Adapun acara Brand Finance Indonesia Top 100 Most Valuable Brands yang digelar oleh Majalah Investor dan Brand Finance dan disiarkan pada Selasa (08/02) di saluran Beritasatu TV.
Dalam kesempatan terpisah, Direktur Utama BRI Sunarso mengungkapkan, penghargaan ini menjadi bentuk apresiasi atas keberhasilan BRI dalam membangun transformasi bisnis.
“BRI berhasil menjadi merek utama di industri perbankan yang melekat di masyarakat. Ini bukti dari keberhasilan perseroan dalam memberikan layanan prima kepada masyarakat luas,” ungkapnya, Jumat 11 Febuari 2022.
Dengan penuh optimisme, BRI akan terus menyiapkan strategi untuk terus tumbuh berkelanjutan. Pada tahun ini, BRI terus melanjutkan journey transformasi BRIvolution 2.0 untuk menuju visi sebagai The Most Valuable Banking Group in South East Asia dan Champion of Financial Inclusion pada tahun 2025.

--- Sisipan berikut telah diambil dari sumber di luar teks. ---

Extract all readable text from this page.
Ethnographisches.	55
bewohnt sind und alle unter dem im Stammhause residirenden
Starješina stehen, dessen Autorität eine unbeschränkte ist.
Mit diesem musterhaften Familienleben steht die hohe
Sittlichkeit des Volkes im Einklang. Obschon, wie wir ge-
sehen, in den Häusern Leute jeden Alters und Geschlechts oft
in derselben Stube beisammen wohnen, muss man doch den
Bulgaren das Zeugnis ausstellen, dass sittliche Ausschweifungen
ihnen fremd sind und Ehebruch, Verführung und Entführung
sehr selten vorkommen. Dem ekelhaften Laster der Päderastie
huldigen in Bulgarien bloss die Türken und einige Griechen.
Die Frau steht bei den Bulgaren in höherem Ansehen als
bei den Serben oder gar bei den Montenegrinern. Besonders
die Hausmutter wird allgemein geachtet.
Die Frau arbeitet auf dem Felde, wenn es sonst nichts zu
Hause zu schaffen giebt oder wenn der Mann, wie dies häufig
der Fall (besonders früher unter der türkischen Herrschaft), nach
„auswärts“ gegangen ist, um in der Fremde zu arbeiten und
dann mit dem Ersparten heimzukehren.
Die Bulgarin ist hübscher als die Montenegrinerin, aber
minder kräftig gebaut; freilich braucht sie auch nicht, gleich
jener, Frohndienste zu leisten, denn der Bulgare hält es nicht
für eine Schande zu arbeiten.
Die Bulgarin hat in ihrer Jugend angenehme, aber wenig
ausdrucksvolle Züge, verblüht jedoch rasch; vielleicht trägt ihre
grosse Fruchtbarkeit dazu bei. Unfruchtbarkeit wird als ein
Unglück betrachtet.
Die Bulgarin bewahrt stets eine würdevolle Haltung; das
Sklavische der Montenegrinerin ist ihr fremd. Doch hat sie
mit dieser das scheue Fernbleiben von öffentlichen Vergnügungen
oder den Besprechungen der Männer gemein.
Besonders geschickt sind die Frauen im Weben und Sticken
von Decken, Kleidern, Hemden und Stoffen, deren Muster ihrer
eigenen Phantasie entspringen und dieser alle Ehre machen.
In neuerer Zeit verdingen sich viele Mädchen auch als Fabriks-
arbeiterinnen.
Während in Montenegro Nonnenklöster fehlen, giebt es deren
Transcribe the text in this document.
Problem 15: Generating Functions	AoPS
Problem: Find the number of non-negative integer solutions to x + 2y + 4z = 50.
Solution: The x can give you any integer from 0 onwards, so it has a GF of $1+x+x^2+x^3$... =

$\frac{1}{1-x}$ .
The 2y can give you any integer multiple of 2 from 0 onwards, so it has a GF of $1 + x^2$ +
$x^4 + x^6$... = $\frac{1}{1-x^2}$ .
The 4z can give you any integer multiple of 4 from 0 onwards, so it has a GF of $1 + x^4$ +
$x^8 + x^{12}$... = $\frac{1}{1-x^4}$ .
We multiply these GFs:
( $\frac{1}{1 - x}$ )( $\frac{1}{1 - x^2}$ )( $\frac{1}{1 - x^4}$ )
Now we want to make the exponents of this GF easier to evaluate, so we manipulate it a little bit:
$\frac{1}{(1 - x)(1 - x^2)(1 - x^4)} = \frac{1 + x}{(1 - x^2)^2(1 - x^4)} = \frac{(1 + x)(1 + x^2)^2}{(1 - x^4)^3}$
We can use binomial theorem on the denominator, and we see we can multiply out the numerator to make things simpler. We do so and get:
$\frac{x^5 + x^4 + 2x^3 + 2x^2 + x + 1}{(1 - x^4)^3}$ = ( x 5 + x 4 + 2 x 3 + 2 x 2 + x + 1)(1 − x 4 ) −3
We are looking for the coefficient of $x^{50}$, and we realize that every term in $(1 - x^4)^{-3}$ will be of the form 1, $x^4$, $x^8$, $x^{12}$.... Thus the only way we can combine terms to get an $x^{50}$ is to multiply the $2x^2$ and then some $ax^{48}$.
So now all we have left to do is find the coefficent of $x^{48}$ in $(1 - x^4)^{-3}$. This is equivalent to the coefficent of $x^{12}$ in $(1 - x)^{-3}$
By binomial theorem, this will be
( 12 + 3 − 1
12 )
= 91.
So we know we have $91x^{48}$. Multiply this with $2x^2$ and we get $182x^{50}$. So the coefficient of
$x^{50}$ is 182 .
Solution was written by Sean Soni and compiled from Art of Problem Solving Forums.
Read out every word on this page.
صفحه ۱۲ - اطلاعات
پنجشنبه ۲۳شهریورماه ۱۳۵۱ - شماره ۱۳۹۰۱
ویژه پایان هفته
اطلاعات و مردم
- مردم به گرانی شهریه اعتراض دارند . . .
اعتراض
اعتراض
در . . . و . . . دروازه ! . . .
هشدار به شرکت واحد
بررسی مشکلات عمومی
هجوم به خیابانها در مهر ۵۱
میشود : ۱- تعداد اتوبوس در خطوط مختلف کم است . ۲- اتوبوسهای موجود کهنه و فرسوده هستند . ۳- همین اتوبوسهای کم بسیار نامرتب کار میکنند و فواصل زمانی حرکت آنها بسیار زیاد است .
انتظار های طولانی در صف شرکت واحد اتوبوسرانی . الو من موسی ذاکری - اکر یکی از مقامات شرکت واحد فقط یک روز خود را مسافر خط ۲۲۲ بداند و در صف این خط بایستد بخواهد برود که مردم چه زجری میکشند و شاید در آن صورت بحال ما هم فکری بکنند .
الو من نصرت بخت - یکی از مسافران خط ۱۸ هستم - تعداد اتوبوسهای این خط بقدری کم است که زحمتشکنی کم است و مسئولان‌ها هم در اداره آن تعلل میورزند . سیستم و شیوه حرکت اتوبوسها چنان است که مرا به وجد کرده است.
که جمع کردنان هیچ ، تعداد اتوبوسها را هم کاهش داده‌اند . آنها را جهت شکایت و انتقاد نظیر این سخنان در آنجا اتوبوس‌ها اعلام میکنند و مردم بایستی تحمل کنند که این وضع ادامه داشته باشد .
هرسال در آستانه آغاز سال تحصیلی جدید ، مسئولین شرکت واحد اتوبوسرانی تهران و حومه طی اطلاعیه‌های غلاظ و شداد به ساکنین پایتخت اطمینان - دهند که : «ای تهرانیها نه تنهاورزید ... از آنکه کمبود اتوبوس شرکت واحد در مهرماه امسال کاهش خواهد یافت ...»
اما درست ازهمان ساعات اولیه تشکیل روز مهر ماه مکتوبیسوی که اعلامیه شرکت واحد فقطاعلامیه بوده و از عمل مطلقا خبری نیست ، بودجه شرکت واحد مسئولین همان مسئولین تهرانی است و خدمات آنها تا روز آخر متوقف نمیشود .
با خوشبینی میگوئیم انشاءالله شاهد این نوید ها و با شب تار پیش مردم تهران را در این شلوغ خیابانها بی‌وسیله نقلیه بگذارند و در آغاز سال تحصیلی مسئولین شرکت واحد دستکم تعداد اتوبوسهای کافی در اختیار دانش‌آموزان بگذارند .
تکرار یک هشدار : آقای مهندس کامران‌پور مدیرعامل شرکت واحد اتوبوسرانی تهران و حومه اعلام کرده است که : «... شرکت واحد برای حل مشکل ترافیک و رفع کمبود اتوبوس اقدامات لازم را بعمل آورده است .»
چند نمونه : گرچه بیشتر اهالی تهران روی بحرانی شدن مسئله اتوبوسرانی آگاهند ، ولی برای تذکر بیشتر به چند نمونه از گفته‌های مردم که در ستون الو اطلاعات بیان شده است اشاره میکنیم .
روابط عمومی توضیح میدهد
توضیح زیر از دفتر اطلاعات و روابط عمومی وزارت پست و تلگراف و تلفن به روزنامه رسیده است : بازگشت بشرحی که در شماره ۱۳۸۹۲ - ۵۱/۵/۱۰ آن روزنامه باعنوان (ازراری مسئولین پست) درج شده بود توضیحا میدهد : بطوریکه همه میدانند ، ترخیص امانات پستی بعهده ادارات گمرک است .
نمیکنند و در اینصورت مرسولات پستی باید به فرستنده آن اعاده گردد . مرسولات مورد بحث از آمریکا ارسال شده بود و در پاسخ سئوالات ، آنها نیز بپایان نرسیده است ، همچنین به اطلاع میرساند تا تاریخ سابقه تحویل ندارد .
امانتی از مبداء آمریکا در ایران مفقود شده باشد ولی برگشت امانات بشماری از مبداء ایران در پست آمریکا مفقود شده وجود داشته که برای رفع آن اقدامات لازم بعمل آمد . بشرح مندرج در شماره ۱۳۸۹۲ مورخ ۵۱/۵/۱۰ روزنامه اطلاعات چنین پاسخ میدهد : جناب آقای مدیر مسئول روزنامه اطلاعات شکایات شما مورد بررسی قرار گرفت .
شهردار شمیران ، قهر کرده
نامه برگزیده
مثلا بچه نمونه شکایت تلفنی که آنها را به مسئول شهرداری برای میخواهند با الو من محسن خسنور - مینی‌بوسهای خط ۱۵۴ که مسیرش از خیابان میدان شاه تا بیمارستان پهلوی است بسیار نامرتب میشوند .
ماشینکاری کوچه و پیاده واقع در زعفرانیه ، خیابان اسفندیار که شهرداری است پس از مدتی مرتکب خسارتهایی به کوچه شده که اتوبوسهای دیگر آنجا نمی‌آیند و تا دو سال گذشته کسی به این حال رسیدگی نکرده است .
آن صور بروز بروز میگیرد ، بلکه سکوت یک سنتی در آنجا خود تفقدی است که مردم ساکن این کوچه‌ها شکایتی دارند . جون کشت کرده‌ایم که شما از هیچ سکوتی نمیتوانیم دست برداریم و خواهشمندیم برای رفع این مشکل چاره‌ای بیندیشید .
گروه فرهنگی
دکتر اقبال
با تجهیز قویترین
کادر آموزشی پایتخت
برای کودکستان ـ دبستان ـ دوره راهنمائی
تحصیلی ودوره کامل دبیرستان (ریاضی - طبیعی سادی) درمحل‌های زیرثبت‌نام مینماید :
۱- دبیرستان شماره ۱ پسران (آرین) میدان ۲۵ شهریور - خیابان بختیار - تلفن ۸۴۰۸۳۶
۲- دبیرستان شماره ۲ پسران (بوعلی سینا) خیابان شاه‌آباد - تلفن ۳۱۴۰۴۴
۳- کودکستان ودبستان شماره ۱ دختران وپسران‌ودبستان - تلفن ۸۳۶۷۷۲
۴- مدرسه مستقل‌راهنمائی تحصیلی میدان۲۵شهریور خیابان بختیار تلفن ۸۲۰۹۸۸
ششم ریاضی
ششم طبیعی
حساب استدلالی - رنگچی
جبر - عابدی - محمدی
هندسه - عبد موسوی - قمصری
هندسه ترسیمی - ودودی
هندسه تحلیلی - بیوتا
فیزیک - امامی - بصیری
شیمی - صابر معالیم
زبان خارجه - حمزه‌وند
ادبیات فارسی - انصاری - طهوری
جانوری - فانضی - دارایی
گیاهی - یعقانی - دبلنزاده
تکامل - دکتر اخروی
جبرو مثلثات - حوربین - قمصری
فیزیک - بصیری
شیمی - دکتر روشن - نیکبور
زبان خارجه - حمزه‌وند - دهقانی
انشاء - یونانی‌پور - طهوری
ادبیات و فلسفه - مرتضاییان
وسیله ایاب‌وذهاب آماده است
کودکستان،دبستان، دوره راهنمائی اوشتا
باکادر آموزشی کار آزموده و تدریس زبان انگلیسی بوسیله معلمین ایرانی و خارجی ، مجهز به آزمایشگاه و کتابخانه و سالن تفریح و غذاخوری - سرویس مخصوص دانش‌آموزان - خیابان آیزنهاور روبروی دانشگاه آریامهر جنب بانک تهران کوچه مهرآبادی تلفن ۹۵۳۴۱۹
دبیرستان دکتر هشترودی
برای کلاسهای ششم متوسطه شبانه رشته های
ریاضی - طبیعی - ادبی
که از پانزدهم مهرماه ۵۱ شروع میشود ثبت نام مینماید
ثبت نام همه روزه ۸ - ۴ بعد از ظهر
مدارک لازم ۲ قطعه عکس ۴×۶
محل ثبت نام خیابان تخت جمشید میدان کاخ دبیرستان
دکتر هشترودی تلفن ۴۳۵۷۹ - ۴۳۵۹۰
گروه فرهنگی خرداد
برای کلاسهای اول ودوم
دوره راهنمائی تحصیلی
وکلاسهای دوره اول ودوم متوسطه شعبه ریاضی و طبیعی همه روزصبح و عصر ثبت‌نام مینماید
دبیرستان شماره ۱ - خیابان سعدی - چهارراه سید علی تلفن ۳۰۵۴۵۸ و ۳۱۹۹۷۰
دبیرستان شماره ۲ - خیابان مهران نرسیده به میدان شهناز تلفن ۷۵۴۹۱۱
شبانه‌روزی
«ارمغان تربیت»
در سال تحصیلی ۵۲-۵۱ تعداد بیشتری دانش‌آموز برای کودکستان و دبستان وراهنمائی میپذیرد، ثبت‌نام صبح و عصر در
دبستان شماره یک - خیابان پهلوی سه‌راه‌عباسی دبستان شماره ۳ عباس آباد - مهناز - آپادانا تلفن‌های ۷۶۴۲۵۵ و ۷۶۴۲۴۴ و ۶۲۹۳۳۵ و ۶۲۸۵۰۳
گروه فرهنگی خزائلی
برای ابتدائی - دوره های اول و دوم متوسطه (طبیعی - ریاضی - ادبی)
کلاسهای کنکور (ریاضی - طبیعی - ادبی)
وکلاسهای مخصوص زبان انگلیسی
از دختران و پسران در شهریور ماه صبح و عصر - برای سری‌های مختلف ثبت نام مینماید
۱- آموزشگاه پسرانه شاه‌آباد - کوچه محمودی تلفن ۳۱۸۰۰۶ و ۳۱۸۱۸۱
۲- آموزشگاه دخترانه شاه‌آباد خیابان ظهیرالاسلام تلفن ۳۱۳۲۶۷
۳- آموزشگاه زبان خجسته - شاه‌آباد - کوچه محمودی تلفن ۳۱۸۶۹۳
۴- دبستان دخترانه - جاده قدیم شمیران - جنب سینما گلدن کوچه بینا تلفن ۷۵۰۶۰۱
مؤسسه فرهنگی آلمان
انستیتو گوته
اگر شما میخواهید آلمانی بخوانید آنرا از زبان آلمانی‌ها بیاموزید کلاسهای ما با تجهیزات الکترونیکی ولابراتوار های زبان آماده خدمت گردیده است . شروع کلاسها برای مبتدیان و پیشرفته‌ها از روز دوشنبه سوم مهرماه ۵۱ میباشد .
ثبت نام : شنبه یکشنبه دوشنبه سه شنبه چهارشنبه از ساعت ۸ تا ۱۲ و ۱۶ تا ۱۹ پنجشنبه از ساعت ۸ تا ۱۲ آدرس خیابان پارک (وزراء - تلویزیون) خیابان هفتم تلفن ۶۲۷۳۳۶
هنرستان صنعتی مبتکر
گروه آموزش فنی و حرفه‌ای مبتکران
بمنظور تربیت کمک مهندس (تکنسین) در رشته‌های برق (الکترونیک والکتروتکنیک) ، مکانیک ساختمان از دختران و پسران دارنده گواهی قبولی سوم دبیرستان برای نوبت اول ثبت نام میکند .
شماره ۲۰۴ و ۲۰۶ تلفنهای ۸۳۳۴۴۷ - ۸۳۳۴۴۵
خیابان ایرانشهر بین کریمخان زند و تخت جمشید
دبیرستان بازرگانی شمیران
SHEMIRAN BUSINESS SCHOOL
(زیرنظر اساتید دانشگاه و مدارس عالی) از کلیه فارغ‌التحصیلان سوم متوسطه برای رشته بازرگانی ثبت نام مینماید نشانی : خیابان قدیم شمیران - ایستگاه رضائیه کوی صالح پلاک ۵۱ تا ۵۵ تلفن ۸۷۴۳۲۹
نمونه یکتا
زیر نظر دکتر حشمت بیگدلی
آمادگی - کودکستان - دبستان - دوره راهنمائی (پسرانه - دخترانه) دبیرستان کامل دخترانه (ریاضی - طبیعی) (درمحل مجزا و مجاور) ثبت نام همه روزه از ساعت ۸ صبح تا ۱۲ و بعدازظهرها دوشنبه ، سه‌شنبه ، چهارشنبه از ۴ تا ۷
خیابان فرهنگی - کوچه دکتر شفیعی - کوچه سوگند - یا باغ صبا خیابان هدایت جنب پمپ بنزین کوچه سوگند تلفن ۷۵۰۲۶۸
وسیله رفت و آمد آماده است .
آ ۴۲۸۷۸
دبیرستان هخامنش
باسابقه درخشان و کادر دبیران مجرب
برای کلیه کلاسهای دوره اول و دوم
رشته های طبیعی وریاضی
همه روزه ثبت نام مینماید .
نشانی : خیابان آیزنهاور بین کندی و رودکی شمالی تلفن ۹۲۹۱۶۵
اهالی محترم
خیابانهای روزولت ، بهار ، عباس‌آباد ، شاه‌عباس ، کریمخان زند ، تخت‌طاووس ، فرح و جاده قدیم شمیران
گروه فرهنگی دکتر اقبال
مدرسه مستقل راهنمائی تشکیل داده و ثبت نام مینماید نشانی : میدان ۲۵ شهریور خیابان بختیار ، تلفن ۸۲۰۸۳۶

Dalam mencapai visi tersebut, BRI terus memperkuat aspek digitalisasi untuk menghasilkan berbagai produk inovatif digital dan membangun model bisnis baru.
Strategi yang dijalankan meliputi digitalisasi proses bisnis untuk mendongkrak produktivitas serta efisiensi, digitalisasi ekosistem bisnis, hingga optimalisasi layanan fully digital untuk memperkuat layanan yang lebih customer centric. Transformasi digital juga diterapkan di seluruh anak perusahaan BRI untuk pertumbuhan yang berkelanjutan BRI Group. (*)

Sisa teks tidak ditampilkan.